Boris Johnson, the man who almost succeeded David Cameron and was Wednesday appointed Britain’s foreign minister by new Prime Minister Theresa May, has made a name for himself as a decidedly pro-Israeli politician — so much so that he has even managed to alienate Palestinians with past statements.
May too is regarded as a good friend of Israel and Britain’s Jewish community, and has called the Jewish state “the fulfillment of many generations of struggle.”
Johnson visited Israel most recently in November to boost tech ties between the nations, saying London was “a natural partner for Israeli companies seeking to grow.”
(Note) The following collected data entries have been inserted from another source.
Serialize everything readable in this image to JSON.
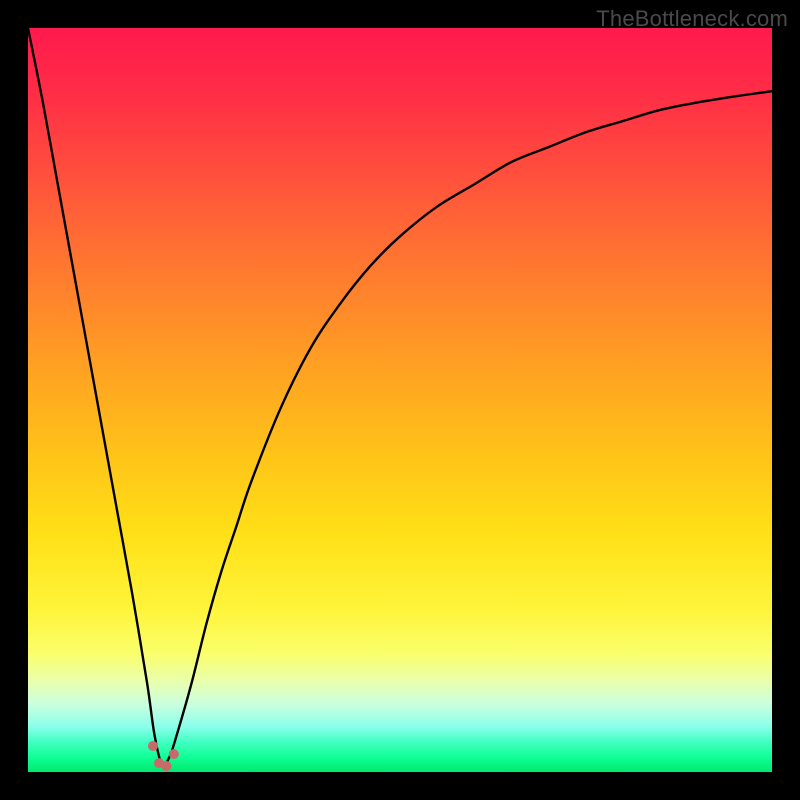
{
  "watermark": "TheBottleneck.com",
  "colors": {
    "frame": "#000000",
    "curve_stroke": "#000000",
    "marker_stroke": "#c96a6a",
    "gradient_top": "#ff1a4d",
    "gradient_bottom": "#00e86e"
  },
  "chart_data": {
    "type": "line",
    "title": "",
    "xlabel": "",
    "ylabel": "",
    "xlim": [
      0,
      100
    ],
    "ylim": [
      0,
      100
    ],
    "grid": false,
    "legend": false,
    "notes": "V-shaped bottleneck curve. ylim top = worst (red), bottom = best (green). Minimum of the curve sits near x≈18, y≈0.",
    "series": [
      {
        "name": "bottleneck-curve",
        "x": [
          0,
          2,
          4,
          6,
          8,
          10,
          12,
          14,
          16,
          17,
          18,
          19,
          20,
          22,
          24,
          26,
          28,
          30,
          34,
          38,
          42,
          46,
          50,
          55,
          60,
          65,
          70,
          75,
          80,
          85,
          90,
          95,
          100
        ],
        "y": [
          100,
          90,
          79,
          68,
          57,
          46,
          35,
          24,
          12,
          5,
          1,
          2,
          5,
          12,
          20,
          27,
          33,
          39,
          49,
          57,
          63,
          68,
          72,
          76,
          79,
          82,
          84,
          86,
          87.5,
          89,
          90,
          90.8,
          91.5
        ]
      }
    ],
    "markers": {
      "name": "optimum-cluster",
      "points": [
        {
          "x": 16.8,
          "y": 3.5
        },
        {
          "x": 17.6,
          "y": 1.2
        },
        {
          "x": 18.6,
          "y": 0.8
        },
        {
          "x": 19.6,
          "y": 2.4
        }
      ]
    }
  }
}
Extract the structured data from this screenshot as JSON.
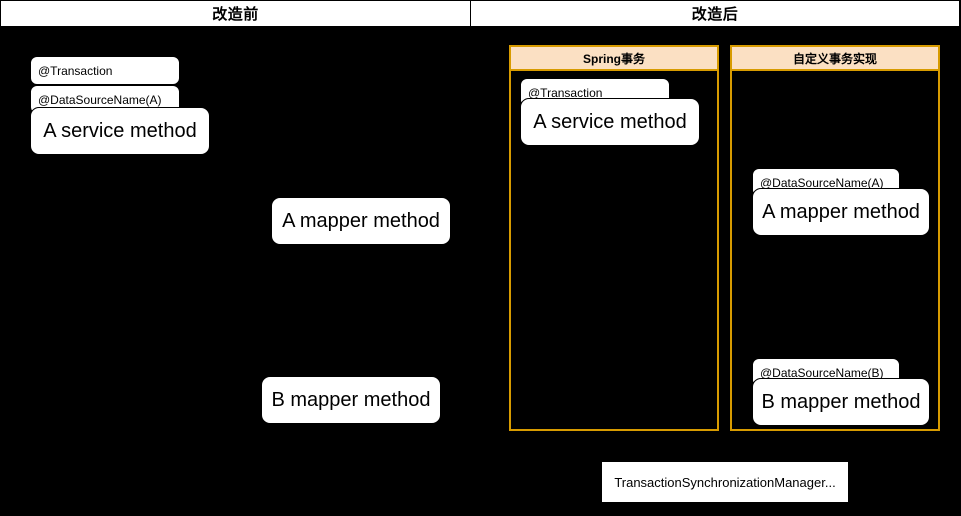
{
  "colors": {
    "background": "#000000",
    "node_fill": "#ffffff",
    "node_stroke": "#000000",
    "lane_stroke": "#d79b00",
    "lane_header_fill": "#fbe0c3"
  },
  "headers": {
    "left": "改造前",
    "right": "改造后"
  },
  "before": {
    "annotation_transaction": "@Transaction",
    "annotation_datasource_a": "@DataSourceName(A)",
    "service_method": "A service method",
    "mapper_a": "A mapper method",
    "mapper_b": "B mapper method"
  },
  "after": {
    "spring_lane": {
      "title": "Spring事务",
      "annotation_transaction": "@Transaction",
      "service_method": "A service method"
    },
    "custom_lane": {
      "title": "自定义事务实现",
      "annotation_datasource_a": "@DataSourceName(A)",
      "mapper_a": "A mapper method",
      "annotation_datasource_b": "@DataSourceName(B)",
      "mapper_b": "B mapper method"
    },
    "footer_note": "TransactionSynchronizationManager..."
  }
}
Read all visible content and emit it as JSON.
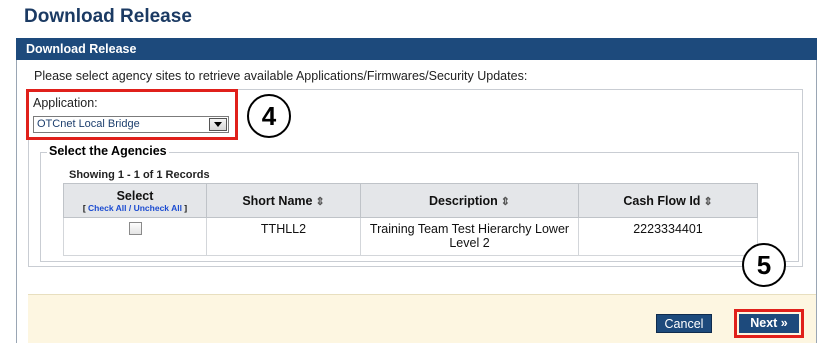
{
  "page": {
    "title": "Download Release"
  },
  "section": {
    "header": "Download Release"
  },
  "instructions": "Please select agency sites to retrieve available Applications/Firmwares/Security Updates:",
  "application": {
    "label": "Application:",
    "selected": "OTCnet Local Bridge"
  },
  "agencies": {
    "legend": "Select the Agencies",
    "records": "Showing 1 - 1 of 1 Records",
    "columns": {
      "select": "Select",
      "check_all": "Check All",
      "separator": "/",
      "uncheck_all": "Uncheck All",
      "short_name": "Short Name",
      "description": "Description",
      "cash_flow_id": "Cash Flow Id"
    },
    "sort_glyph": "⇕",
    "rows": [
      {
        "short_name": "TTHLL2",
        "description": "Training Team Test Hierarchy Lower Level 2",
        "cash_flow_id": "2223334401",
        "checked": false
      }
    ]
  },
  "buttons": {
    "cancel": "Cancel",
    "next": "Next »"
  },
  "callouts": {
    "step4": "4",
    "step5": "5"
  },
  "colors": {
    "header": "#1d4a7c",
    "title": "#1b3a63",
    "callout": "#e0201b",
    "footer": "#fdf6e1"
  }
}
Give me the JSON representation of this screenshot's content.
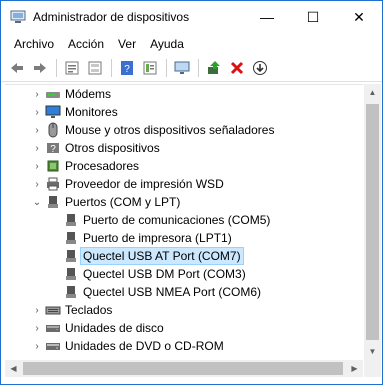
{
  "window": {
    "title": "Administrador de dispositivos",
    "minimize": "—",
    "maximize": "☐",
    "close": "✕"
  },
  "menu": [
    "Archivo",
    "Acción",
    "Ver",
    "Ayuda"
  ],
  "toolbar": [
    "back-icon",
    "forward-icon",
    "properties-icon",
    "show-hidden-icon",
    "help-icon",
    "view-icon",
    "monitor-icon",
    "update-driver-icon",
    "uninstall-icon",
    "scan-icon"
  ],
  "tree": [
    {
      "label": "Módems",
      "level": 0,
      "expander": "›",
      "icon": "modem-icon"
    },
    {
      "label": "Monitores",
      "level": 0,
      "expander": "›",
      "icon": "monitor-icon"
    },
    {
      "label": "Mouse y otros dispositivos señaladores",
      "level": 0,
      "expander": "›",
      "icon": "mouse-icon"
    },
    {
      "label": "Otros dispositivos",
      "level": 0,
      "expander": "›",
      "icon": "other-device-icon"
    },
    {
      "label": "Procesadores",
      "level": 0,
      "expander": "›",
      "icon": "processor-icon"
    },
    {
      "label": "Proveedor de impresión WSD",
      "level": 0,
      "expander": "›",
      "icon": "printer-icon"
    },
    {
      "label": "Puertos (COM y LPT)",
      "level": 0,
      "expander": "⌄",
      "icon": "port-icon"
    },
    {
      "label": "Puerto de comunicaciones (COM5)",
      "level": 1,
      "expander": "",
      "icon": "port-icon"
    },
    {
      "label": "Puerto de impresora (LPT1)",
      "level": 1,
      "expander": "",
      "icon": "port-icon"
    },
    {
      "label": "Quectel USB AT Port (COM7)",
      "level": 1,
      "expander": "",
      "icon": "port-icon",
      "selected": true
    },
    {
      "label": "Quectel USB DM Port (COM3)",
      "level": 1,
      "expander": "",
      "icon": "port-icon"
    },
    {
      "label": "Quectel USB NMEA Port (COM6)",
      "level": 1,
      "expander": "",
      "icon": "port-icon"
    },
    {
      "label": "Teclados",
      "level": 0,
      "expander": "›",
      "icon": "keyboard-icon"
    },
    {
      "label": "Unidades de disco",
      "level": 0,
      "expander": "›",
      "icon": "disk-icon"
    },
    {
      "label": "Unidades de DVD o CD-ROM",
      "level": 0,
      "expander": "›",
      "icon": "dvd-icon"
    }
  ],
  "colors": {
    "accent": "#1e6fd0",
    "selection": "#cce8ff",
    "selection_border": "#99d1ff"
  }
}
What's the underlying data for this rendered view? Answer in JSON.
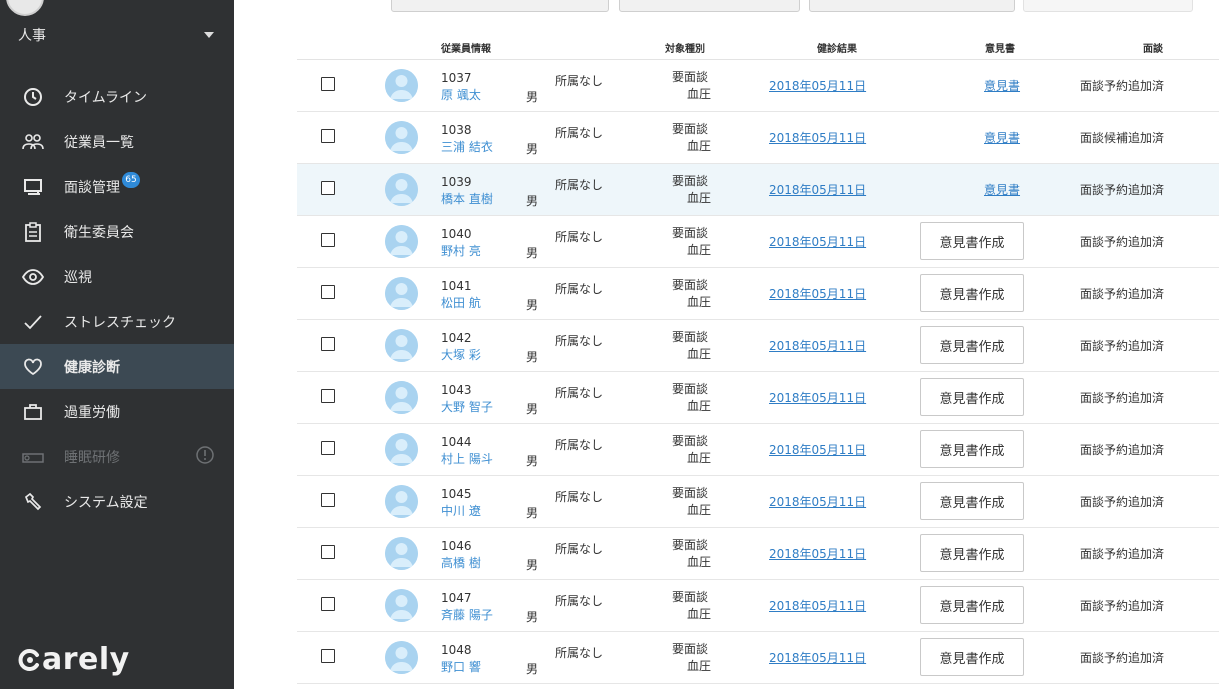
{
  "sidebar": {
    "org_name": "人事",
    "items": [
      {
        "label": "タイムライン",
        "icon": "clock-icon"
      },
      {
        "label": "従業員一覧",
        "icon": "people-icon"
      },
      {
        "label": "面談管理",
        "icon": "meeting-icon",
        "badge": "65"
      },
      {
        "label": "衛生委員会",
        "icon": "clipboard-icon"
      },
      {
        "label": "巡視",
        "icon": "eye-icon"
      },
      {
        "label": "ストレスチェック",
        "icon": "check-icon"
      },
      {
        "label": "健康診断",
        "icon": "heart-icon",
        "active": true
      },
      {
        "label": "過重労働",
        "icon": "briefcase-icon"
      },
      {
        "label": "睡眠研修",
        "icon": "sleep-icon",
        "disabled": true
      },
      {
        "label": "システム設定",
        "icon": "wrench-icon"
      }
    ],
    "logo": "arely"
  },
  "table": {
    "headers": {
      "employee": "従業員情報",
      "target": "対象種別",
      "result": "健診結果",
      "opinion": "意見書",
      "interview": "面談"
    },
    "rows": [
      {
        "id": "1037",
        "name": "原 颯太",
        "sex": "男",
        "dept": "所属なし",
        "target1": "要面談",
        "target2": "血圧",
        "result": "2018年05月11日",
        "opinion": "意見書",
        "opinion_type": "link",
        "interview": "面談予約追加済"
      },
      {
        "id": "1038",
        "name": "三浦 結衣",
        "sex": "男",
        "dept": "所属なし",
        "target1": "要面談",
        "target2": "血圧",
        "result": "2018年05月11日",
        "opinion": "意見書",
        "opinion_type": "link",
        "interview": "面談候補追加済"
      },
      {
        "id": "1039",
        "name": "橋本 直樹",
        "sex": "男",
        "dept": "所属なし",
        "target1": "要面談",
        "target2": "血圧",
        "result": "2018年05月11日",
        "opinion": "意見書",
        "opinion_type": "link",
        "interview": "面談予約追加済"
      },
      {
        "id": "1040",
        "name": "野村 亮",
        "sex": "男",
        "dept": "所属なし",
        "target1": "要面談",
        "target2": "血圧",
        "result": "2018年05月11日",
        "opinion": "意見書作成",
        "opinion_type": "button",
        "interview": "面談予約追加済"
      },
      {
        "id": "1041",
        "name": "松田 航",
        "sex": "男",
        "dept": "所属なし",
        "target1": "要面談",
        "target2": "血圧",
        "result": "2018年05月11日",
        "opinion": "意見書作成",
        "opinion_type": "button",
        "interview": "面談予約追加済"
      },
      {
        "id": "1042",
        "name": "大塚 彩",
        "sex": "男",
        "dept": "所属なし",
        "target1": "要面談",
        "target2": "血圧",
        "result": "2018年05月11日",
        "opinion": "意見書作成",
        "opinion_type": "button",
        "interview": "面談予約追加済"
      },
      {
        "id": "1043",
        "name": "大野 智子",
        "sex": "男",
        "dept": "所属なし",
        "target1": "要面談",
        "target2": "血圧",
        "result": "2018年05月11日",
        "opinion": "意見書作成",
        "opinion_type": "button",
        "interview": "面談予約追加済"
      },
      {
        "id": "1044",
        "name": "村上 陽斗",
        "sex": "男",
        "dept": "所属なし",
        "target1": "要面談",
        "target2": "血圧",
        "result": "2018年05月11日",
        "opinion": "意見書作成",
        "opinion_type": "button",
        "interview": "面談予約追加済"
      },
      {
        "id": "1045",
        "name": "中川 遼",
        "sex": "男",
        "dept": "所属なし",
        "target1": "要面談",
        "target2": "血圧",
        "result": "2018年05月11日",
        "opinion": "意見書作成",
        "opinion_type": "button",
        "interview": "面談予約追加済"
      },
      {
        "id": "1046",
        "name": "高橋 樹",
        "sex": "男",
        "dept": "所属なし",
        "target1": "要面談",
        "target2": "血圧",
        "result": "2018年05月11日",
        "opinion": "意見書作成",
        "opinion_type": "button",
        "interview": "面談予約追加済"
      },
      {
        "id": "1047",
        "name": "斉藤 陽子",
        "sex": "男",
        "dept": "所属なし",
        "target1": "要面談",
        "target2": "血圧",
        "result": "2018年05月11日",
        "opinion": "意見書作成",
        "opinion_type": "button",
        "interview": "面談予約追加済"
      },
      {
        "id": "1048",
        "name": "野口 響",
        "sex": "男",
        "dept": "所属なし",
        "target1": "要面談",
        "target2": "血圧",
        "result": "2018年05月11日",
        "opinion": "意見書作成",
        "opinion_type": "button",
        "interview": "面談予約追加済"
      }
    ],
    "highlighted_row": 2
  },
  "colors": {
    "sidebar_bg": "#2f3133",
    "active_bg": "#3c4953",
    "link": "#2f7dc5",
    "badge": "#2f8ad8"
  }
}
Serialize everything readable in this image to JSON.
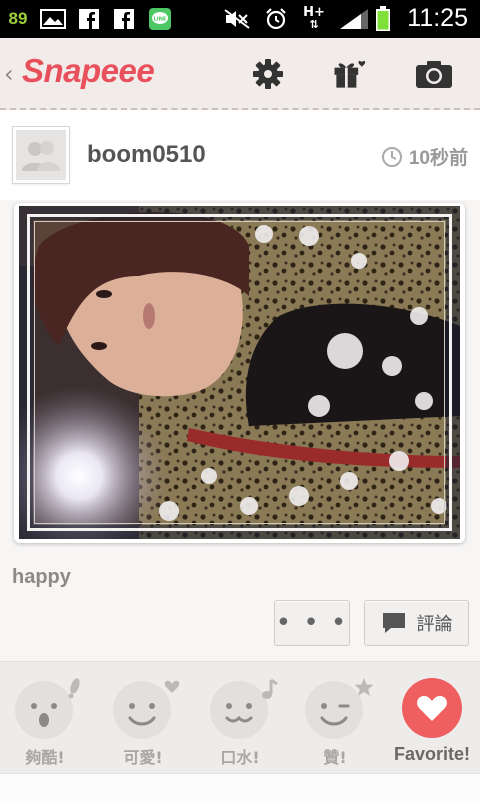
{
  "status_bar": {
    "battery_level": "89",
    "network": "H+",
    "time": "11:25",
    "colors": {
      "battery_text": "#9ccf3c",
      "battery_fill": "#7ee038"
    },
    "icons": [
      "image-icon",
      "facebook-icon",
      "facebook-icon",
      "line-icon",
      "mute-icon",
      "alarm-icon",
      "signal-icon",
      "battery-icon"
    ]
  },
  "app_bar": {
    "logo": "Snapeee",
    "brand_color": "#e8505b",
    "icons": [
      "back-chevron-icon",
      "gear-icon",
      "gift-icon",
      "camera-icon"
    ]
  },
  "post": {
    "username": "boom0510",
    "time_ago": "10秒前",
    "caption": "happy"
  },
  "actions": {
    "more_label": "• • •",
    "comment_label": "評論"
  },
  "reactions": [
    {
      "label": "夠酷!",
      "icon": "cool-face-icon"
    },
    {
      "label": "可愛!",
      "icon": "cute-face-icon"
    },
    {
      "label": "口水!",
      "icon": "drool-face-icon"
    },
    {
      "label": "贊!",
      "icon": "praise-face-icon"
    },
    {
      "label": "Favorite!",
      "icon": "heart-icon",
      "color": "#ef5f5f"
    }
  ]
}
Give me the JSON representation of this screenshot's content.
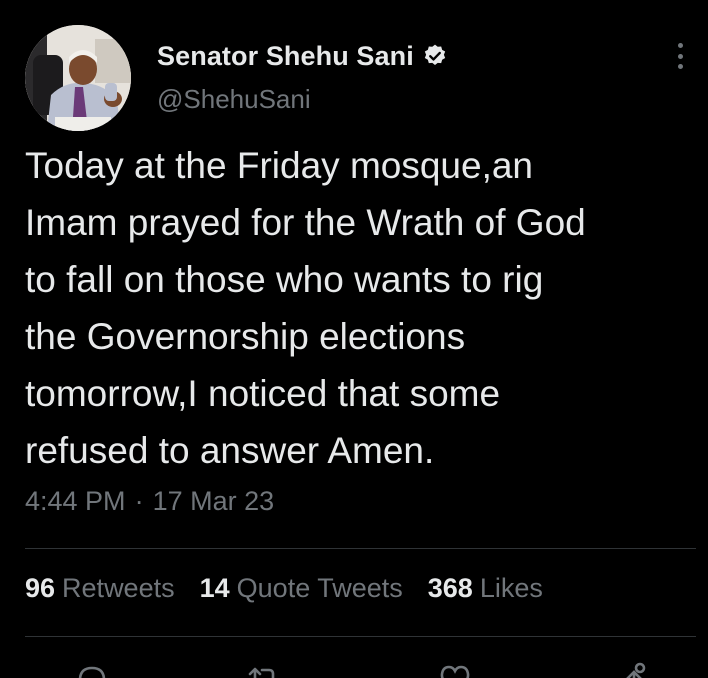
{
  "author": {
    "display_name": "Senator Shehu Sani",
    "handle": "@ShehuSani",
    "verified_icon": "verified-badge-icon"
  },
  "tweet": {
    "text": "Today at the Friday mosque,an\nImam prayed for the Wrath of God\nto fall on those who wants to rig\nthe Governorship elections\ntomorrow,I noticed that some\nrefused to answer Amen.",
    "time": "4:44 PM",
    "separator": "·",
    "date": "17 Mar 23"
  },
  "stats": {
    "retweets": {
      "count": "96",
      "label": "Retweets"
    },
    "quote_tweets": {
      "count": "14",
      "label": "Quote Tweets"
    },
    "likes": {
      "count": "368",
      "label": "Likes"
    }
  },
  "actions": [
    "reply-icon",
    "retweet-icon",
    "like-icon",
    "share-icon"
  ],
  "colors": {
    "background": "#000000",
    "primary_text": "#e7e9ea",
    "secondary_text": "#71767b",
    "divider": "#2f3336"
  }
}
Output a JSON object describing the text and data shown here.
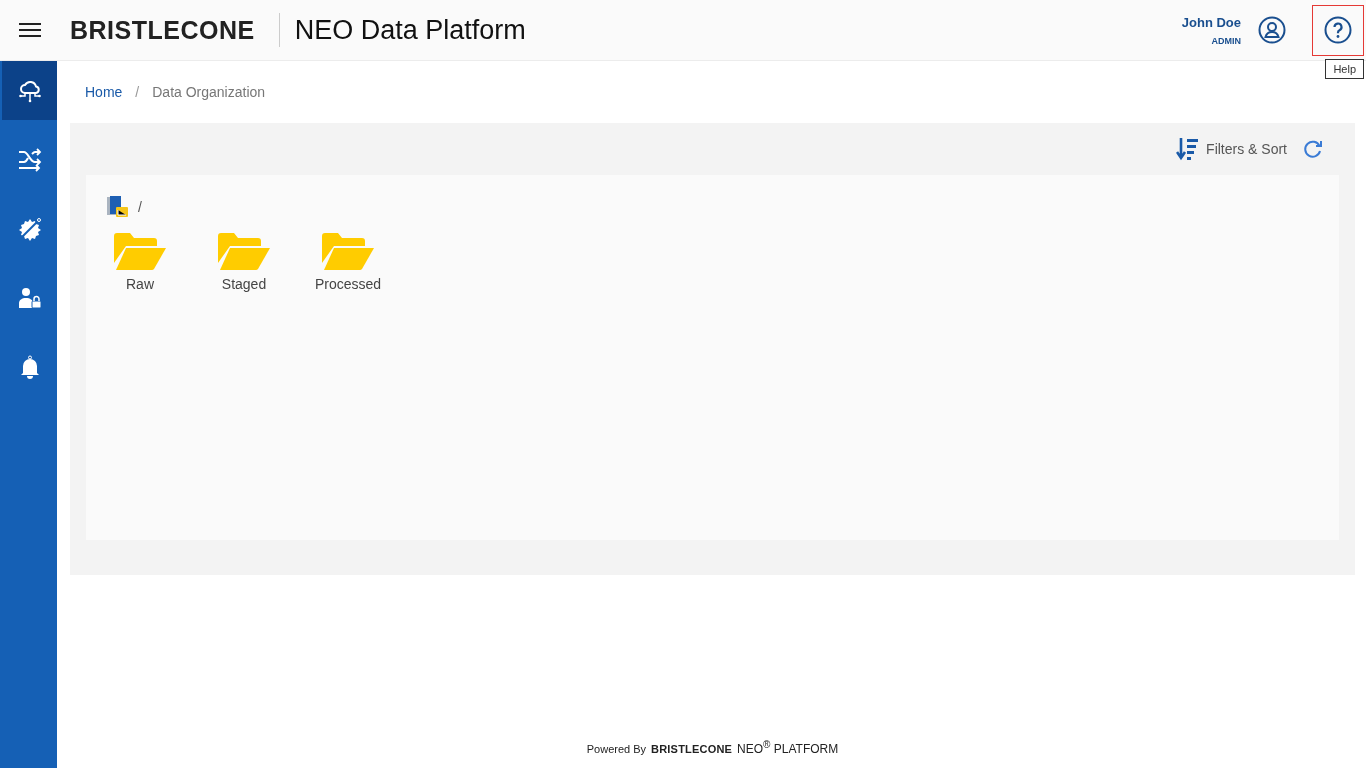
{
  "header": {
    "logo": "BRISTLECONE",
    "title": "NEO Data Platform",
    "user": {
      "name": "John Doe",
      "role": "ADMIN"
    },
    "help_tooltip": "Help"
  },
  "sidebar": {
    "items": [
      {
        "kind": "cloud",
        "selected": true
      },
      {
        "kind": "flows",
        "selected": false
      },
      {
        "kind": "gear",
        "selected": false
      },
      {
        "kind": "user-lock",
        "selected": false
      },
      {
        "kind": "bell",
        "selected": false
      }
    ]
  },
  "breadcrumb": [
    {
      "label": "Home",
      "current": false
    },
    {
      "separator": "/"
    },
    {
      "label": "Data Organization",
      "current": true
    }
  ],
  "toolbar": {
    "filters_label": "Filters & Sort"
  },
  "path": "/",
  "folders": [
    {
      "name": "Raw"
    },
    {
      "name": "Staged"
    },
    {
      "name": "Processed"
    }
  ],
  "footer": {
    "powered": "Powered By",
    "logo": "BRISTLECONE",
    "product": "NEO$^{®}$ PLATFORM"
  }
}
During his visit Johnson met with Israeli leaders and toured the Yad Vashem Holocaust museum. He took part in a football match with Arab and Jewish children and was photographed trying out Tel Aviv’s bicycle sharing-system alongside Mayor Ron Huldai. He also opened day trading at the TA Stock Exchange.
Johnson said in one speech that he admires Israel for “the audacity, the bravery, the willingness to take risks with feats of outrageous derring-do.”
But his visit proved particularly memorable for statements in which he dismissed those behind the anti-Israeli boycott, divestment and sanctions campaign, known as BDS, calling them “corduroy-jacketed lefty academics” — comments which caused anger on the Palestinian side.
“I cannot think of anything more foolish” than to boycott “a country that when all is said and done is the only democracy in the region, the only place that has in my view a pluralist open society,” Johnson said.
A number of Palestinian groups then refused to meet him during his visit to Ramallah, and he was informed his comments had led to additional security risks in the West Bank. His meeting with Palestinian Authority Prime Minister Rami Hamdallah, however, went ahead as planned.
Johnson made a sensational comeback Wednesday after two weeks in the political wilderness. New prime minister May, who took over from David Cameron, surprisingly named him to the key post of foreign secretary, in a move that signaled her desire to unify Conservative Party ranks after the bruising referendum battles in which Britain last month voted to leave the EU. May supported the Remain campaign, but has pledged to honor the Brexit victory by negotiating the best possible new relationship for Britain with the European bloc.
He is one of Britain’s most recognizable politicians with his blond mop-top hair, bumbling manner and tendency to drift into Latin during speeches.
He is also one of the most controversial after he drove the successful campaign for Britain to leave the EU and then spectacularly ducked out of entering the race to succeed Remain-campaigning Cameron — a contest Johnson had been expected to win.
Johnson, one of a coterie of Conservative politicians who attended Britain’s elite Eton boarding school, was the figurehead of the UK’s “Leave” campaign.
The job of foreign secretary is the first in government for Johnson, whose tenure as London mayor from 2008 until May this year included overseeing the 2012 Olympic Games.
The leadership ambitions of the former Brussels-based journalist had been the worst-kept secret in British politics, ever since his victory in London’s mayoral race eight years ago sent his profile skyrocketing.
At the time, he was the most senior Conservative in elected office.
Many within the center-right party and the country believe that prime ministerial ambitions, rather than ideology, drove him to rebel against Cameron by campaigning for a divorce from the EU.
But after securing a victory which forced Cameron to quit, Johnson’s close Brexit ally Michael Gove decided to stand for the leadership himself. Gove said Johnson was incapable of doing the job — prompting Boris, unexpectedly, to step aside from running.
The decision prompted a furious reaction from former deputy prime minister Michael Heseltine who described Johnson, a huge admirer of Winston Churchill, as “a general who marches his army to the sound of the guns and the moment he sees the battleground he abandons it.”
Known to millions simply as Boris, he was born in New York in 1964 as Alexander Boris de Pfeffel Johnson into a competitive, high-achieving family.
His father Stanley was a Conservative member of the European Parliament; one brother, Jo, was a minister in Cameron’s government and his sister Rachel is a journalist and writer.
All three gave their support to the “Remain” camp.
Rachel Johnson told her brother’s biographer that, as a child, he wanted to be “king of the world” when he grew up.
Johnson won a scholarship to Eton, which Cameron also attended two years below him.
The pair were then contemporaries at Oxford University and both members of the Bullingdon Club — an elite, all-male dining society known for its rowdy behaviour.
After graduating in classics, Johnson became a journalist, working at The Times — from which he was sacked for fabricating quotes — and The Daily Telegraph newspapers, including as Brussels correspondent.
He became a lawmaker for the then opposition Conservatives in 2001 and was later appointed as the party’s arts spokesman before being sacked over accusations of lying about an alleged extra-marital affair.